Lors des premières consultations en compagnie de son supérieur chez Viandes Lacroix, le Guatémaltèque affirme qu’aucune question sur la nature de son travail ne lui est posée : « Mon employeur m’a dit que c’était génétique. Je ne connaissais pas la CNESST. »

Son employeur a refusé de commenter cet aspect particulier et a de nouveau insisté sur la confidentialité du dossier.

 

Sa première opération se déroule normalement le 14 octobre 2020, mais à cette étape, aucune déclaration de maladie professionnelle n’est faite auprès de la CNESST.
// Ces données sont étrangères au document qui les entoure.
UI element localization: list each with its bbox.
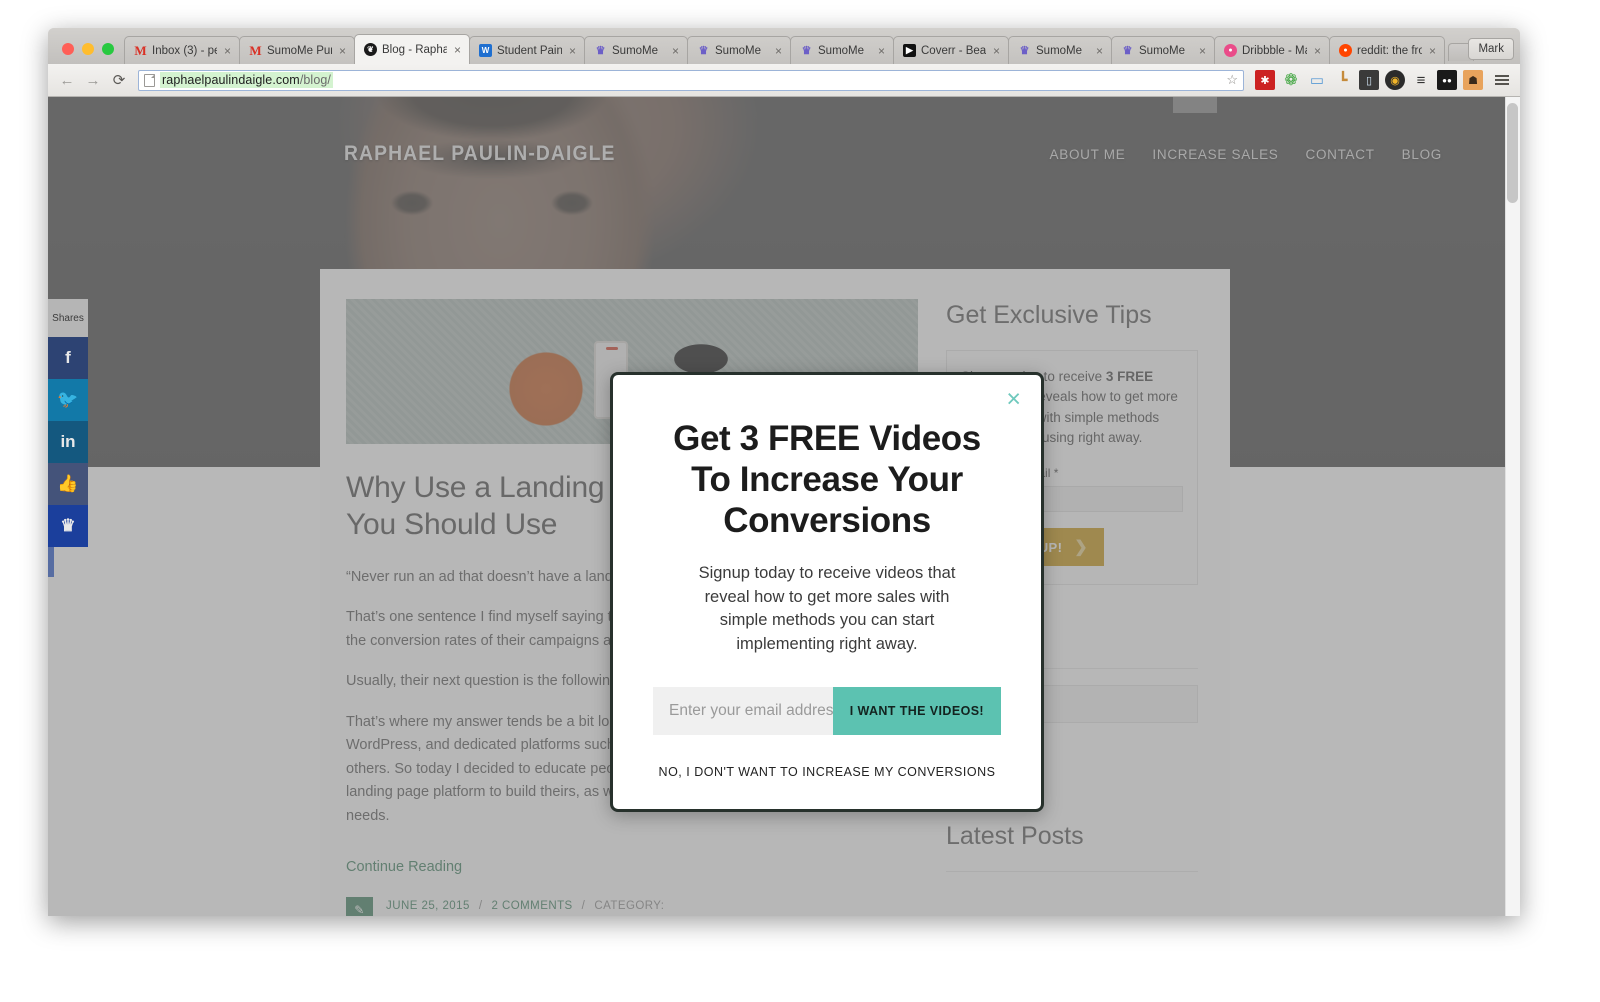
sumome-icon: ♛ — [801, 45, 812, 57]
tab-close-icon[interactable]: × — [452, 44, 463, 56]
browser-tab-9[interactable]: ♛ SumoMe × — [1111, 36, 1215, 64]
share-twitter-button[interactable]: 🐦 — [48, 379, 88, 421]
page-scrollbar-thumb[interactable] — [1507, 103, 1518, 203]
browser-window: M Inbox (3) - peck × M SumoMe Purch × ❦ … — [48, 28, 1520, 916]
browser-tab-7[interactable]: ▶ Coverr - Beauti × — [893, 36, 1009, 64]
address-bar[interactable]: raphaelpaulindaigle.com/blog/ ☆ — [138, 69, 1244, 91]
url-domain: raphaelpaulindaigle.com — [162, 73, 300, 87]
url-text: raphaelpaulindaigle.com/blog/ — [160, 72, 333, 88]
browser-tab-4[interactable]: ♛ SumoMe × — [584, 36, 688, 64]
tab-close-icon[interactable]: × — [1312, 45, 1323, 57]
browser-tab-11[interactable]: ● reddit: the front × — [1329, 36, 1445, 64]
modal-headline: Get 3 FREE Videos To Increase Your Conve… — [673, 419, 981, 540]
tab-title: Inbox (3) - peck — [152, 44, 217, 57]
bookmark-star-icon[interactable]: ☆ — [1226, 72, 1238, 88]
tab-title: Dribbble - Mark — [1242, 44, 1307, 57]
share-sumome-button[interactable]: ♛ — [48, 505, 88, 547]
tab-strip: M Inbox (3) - peck × M SumoMe Purch × ❦ … — [48, 28, 1520, 64]
tab-close-icon[interactable]: × — [876, 45, 887, 57]
tab-title: Student Painte — [497, 44, 562, 57]
page-document-icon — [144, 73, 155, 87]
window-controls — [56, 43, 124, 64]
glasses-icon[interactable]: ●● — [1437, 70, 1457, 90]
reload-button[interactable]: ⟳ — [108, 69, 130, 91]
tab-title: SumoMe — [612, 44, 659, 57]
browser-menu-icon[interactable] — [1492, 75, 1512, 85]
layers-icon[interactable]: ≡ — [1411, 70, 1431, 90]
modal-submit-button[interactable]: I WANT THE VIDEOS! — [832, 686, 1001, 735]
share-facebook-button[interactable]: f — [48, 337, 88, 379]
signpost-icon[interactable]: ┗ — [1333, 70, 1353, 90]
device-preview-icon[interactable]: ▯ — [1359, 70, 1379, 90]
tab-title: SumoMe — [818, 44, 865, 57]
url-path: /blog/ — [299, 73, 331, 87]
coverr-icon: ▶ — [903, 44, 916, 57]
tab-title: SumoMe — [1139, 44, 1186, 57]
close-icon[interactable]: × — [1006, 387, 1021, 412]
browser-tab-3[interactable]: W Student Painte × — [469, 36, 585, 64]
tab-close-icon[interactable]: × — [773, 45, 784, 57]
tab-close-icon[interactable]: × — [991, 45, 1002, 57]
browser-tab-6[interactable]: ♛ SumoMe × — [790, 36, 894, 64]
forward-button[interactable]: → — [82, 69, 104, 91]
back-button[interactable]: ← — [56, 69, 78, 91]
profile-chip[interactable]: Mark — [1468, 38, 1514, 60]
sumome-icon: ♛ — [698, 45, 709, 57]
share-linkedin-button[interactable]: in — [48, 421, 88, 463]
dribbble-icon: ● — [1224, 44, 1237, 57]
gmail-icon: M — [134, 42, 147, 58]
tab-title: SumoMe — [1036, 44, 1083, 57]
browser-toolbar: ← → ⟳ raphaelpaulindaigle.com/blog/ ☆ ✱ … — [48, 64, 1520, 97]
tab-close-icon[interactable]: × — [567, 45, 578, 57]
color-wheel-icon[interactable]: ❁ — [1281, 70, 1301, 90]
modal-decline-link[interactable]: NO, I DON'T WANT TO INCREASE MY CONVERSI… — [659, 765, 996, 779]
minimize-window-button[interactable] — [82, 43, 94, 55]
optin-modal: × Get 3 FREE Videos To Increase Your Con… — [610, 372, 1044, 812]
student-painters-icon: W — [479, 44, 492, 57]
tab-title: Blog - Raphael — [382, 43, 447, 56]
gmail-icon: M — [249, 42, 262, 58]
modal-email-input[interactable]: Enter your email address — [653, 686, 833, 735]
browser-tab-5[interactable]: ♛ SumoMe × — [687, 36, 791, 64]
tab-close-icon[interactable]: × — [1094, 45, 1105, 57]
tab-close-icon[interactable]: × — [1197, 45, 1208, 57]
maximize-window-button[interactable] — [102, 43, 114, 55]
camera-lens-icon[interactable]: ◉ — [1385, 70, 1405, 90]
screenshot-icon[interactable]: ▭ — [1307, 70, 1327, 90]
page-viewport: RAPHAEL PAULIN-DAIGLE ABOUT ME INCREASE … — [48, 97, 1520, 916]
sumome-icon: ♛ — [595, 45, 606, 57]
adblock-icon[interactable]: ✱ — [1255, 70, 1275, 90]
browser-tab-1[interactable]: M SumoMe Purch × — [239, 36, 355, 64]
share-count-label: Shares — [48, 299, 88, 337]
tab-close-icon[interactable]: × — [1427, 45, 1438, 57]
browser-tab-8[interactable]: ♛ SumoMe × — [1008, 36, 1112, 64]
tab-title: SumoMe Purch — [267, 44, 332, 57]
tab-title: Coverr - Beauti — [921, 44, 986, 57]
blog-favicon-icon: ❦ — [364, 43, 377, 56]
sumome-icon: ♛ — [1019, 45, 1030, 57]
browser-tab-0[interactable]: M Inbox (3) - peck × — [124, 36, 240, 64]
tab-close-icon[interactable]: × — [337, 45, 348, 57]
tab-close-icon[interactable]: × — [222, 45, 233, 57]
social-share-bar: Shares f 🐦 in 👍 ♛ — [48, 299, 88, 547]
tab-title: reddit: the front — [1357, 44, 1422, 57]
tab-title: SumoMe — [715, 44, 762, 57]
browser-tab-2-active[interactable]: ❦ Blog - Raphael × — [354, 34, 470, 64]
robot-icon[interactable]: ☗ — [1463, 70, 1483, 90]
modal-signup-form: Enter your email address I WANT THE VIDE… — [653, 686, 1001, 735]
browser-tab-10[interactable]: ● Dribbble - Mark × — [1214, 36, 1330, 64]
share-like-button[interactable]: 👍 — [48, 463, 88, 505]
page-scrollbar-track[interactable] — [1505, 97, 1520, 916]
sumome-icon: ♛ — [1122, 45, 1133, 57]
close-window-button[interactable] — [62, 43, 74, 55]
modal-subtext: Signup today to receive videos that reve… — [698, 563, 956, 654]
tab-close-icon[interactable]: × — [670, 45, 681, 57]
reddit-icon: ● — [1339, 44, 1352, 57]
C’est lorsqu’il comprend que son contrat ne sera pas renouvelé, en mars 2021, qu’il contacte pour la première fois le RATTMAQ pour obtenir de l’aide. Le 25 juin 2021, son dossier est admis à la CNESST malgré l’opposition de Viandes Lacroix. Dans cette admission, l’entité provinciale a considéré que le travailleur « ne semble pas avoir été informé que sa condition médicale puisse être en relation avec ses tâches de travail », notamment lors de ses consultations traduites avec un médecin.

Dans une lettre encourageant la CNESST à refuser sa réclamation, l’employeur avait plutôt écrit que son employé ne l’a pas informé que ses douleurs pouvaient être en lien avec le travail. « Donc, nous n’avons aucune déclaration officielle du travailleur jusqu’au moment où il décide de déposer sa réclamation à la CNESST », écrivent les avocats de Viandes Lacroix dans la lettre d’opposition à sa réclamation.

La CNESST considère maintenant que Rudy Samayoa peut exercer son emploi normalement. Le Devoir a pourtant pu consulter un billet de son médecin daté du 26 juillet dernier : « En attente de chirurgie. Doit rester au travail au shipping en attendant », y lit-on.

« Je suis arrivé ici sans maladie, j’avais passé tous les examens médicaux. Mais je ne suis déjà plus le même Rudy que quand je suis arrivé. Je me retrouve sans options et sans protection », conclut l’homme.